The ticking clock is less of a hurrying mechanic than it is in a Dead Rising game and more of a means of hammering home how finite the world is at this stage. If you really want to do every sidequest you’ll have plenty of time to do so (this won’t change the ending, though), but the general sense of foreboding the clock provides is a nice bit.
Early on it has the potential to throw you for a loop, though, as my favorite thing about the game takes a bit of effort to get used to. Said thing is how sidequest objectives are never marked on the map or mini-map. Not being led by the hand is scary at first, but eventually thrilling. No doubt playing The Elder Scrolls Online with its “walk around clicking on the things it tells you to click” structure simultaneously with Lighting Returns aided me in liking the latter’s more freewheeling nature. But, really, I just like how when someone tells you to go find something or someone you actually should have to do some finding. This doesn’t even really pad the length of the game, as mine clocked in at about 40 hours, much less than I’d expected. That’s a huge positive.
And finally the combat is engaging. This time you only control Lightning, and during battle you’ll flip through collections of abilities that you curate, and you can customize your gear how you want. It’s still very simple, but you have to engage in order to win, because you’ll need to block enemy attacks with your shield (or dodge) while exploiting weaknesses. Some foes still take far too long to beat in a dungeon setting, but you can mostly avoid those enemies when you want to unless it’s a story boss.
You can even change what Lightning wears during cutscenes, by the way, even to the point of giving her a mustache. It’s super great.

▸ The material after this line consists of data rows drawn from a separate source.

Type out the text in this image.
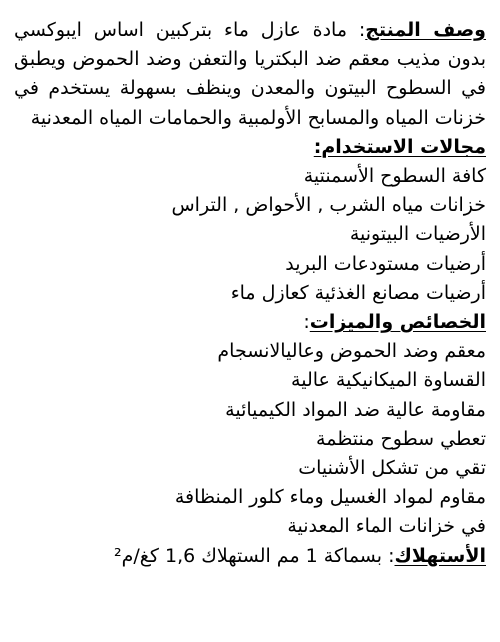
وصف المنتج: مادة عازل ماء بتركبين اساس ايبوكسي بدون مذيب معقم ضد البكتريا والتعفن وضد الحموض ويطبق في السطوح البيتون والمعدن وينظف بسهولة يستخدم في خزنات المياه والمسابح الأولمبية والحمامات المياه المعدنية
مجالات الاستخدام:
كافة السطوح الأسمنتية
خزانات مياه الشرب , الأحواض , التراس
الأرضيات البيتونية
أرضيات مستودعات البريد
أرضيات مصانع الغذئية كعازل ماء
الخصائص والميزات:
معقم وضد الحموض وعاليالانسجام
القساوة الميكانيكية عالية
مقاومة عالية ضد المواد الكيميائية
تعطي سطوح منتظمة
تقي من تشكل الأشنيات
مقاوم لمواد الغسيل وماء كلور المنظافة
في خزانات الماء المعدنية
الأستهلاك: بسماكة 1 مم الستهلاك 1,6 كغ/م²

As you’d expect, the main quests all involve characters you know from the previous games, like Sazh, Snow, Vanille, Fang, Noel, and even some dead folks I won’t mention. Hope is a kid again and serves as Lightning’s handler and overwatch as he keeps track of and helps out her mission in the world. And, weirdly, a girl named Lumina — inhabiting Lightning’s sister Serah’s body, or one which looks exactly like it — is a player in everything going on. Though nobody seems even a little curious what she is, which was odd and disconcerting when that topic finally comes up at the end of the game.
Lumina is indicative of Lightning Returns’ greatest problem: all the dialogue is bad. All of it. This is a topic that I’d have to write a book about to fully parse, but the emblem of the badness of the text is that a few plot points are introduced several times, with each instance treated as if it’s the first. It was infuriating and insulting every time that occurred.
And that’s Lightning Returns: Final Fantasy XIII. It’s borne of brilliant ideas that it’s difficult to enjoy because I keep thinking somebody is knocking on my door. It buries the best aspects of its setting under crap writing and a disinterest in its themes, but that I found it quite playable anyway is quite an achievement.
I hated Lightning Returns, but I also love it. Its greatness nearly ruined by bad packaging.
A copy of the game was provided by the publisher for the purpose of this review.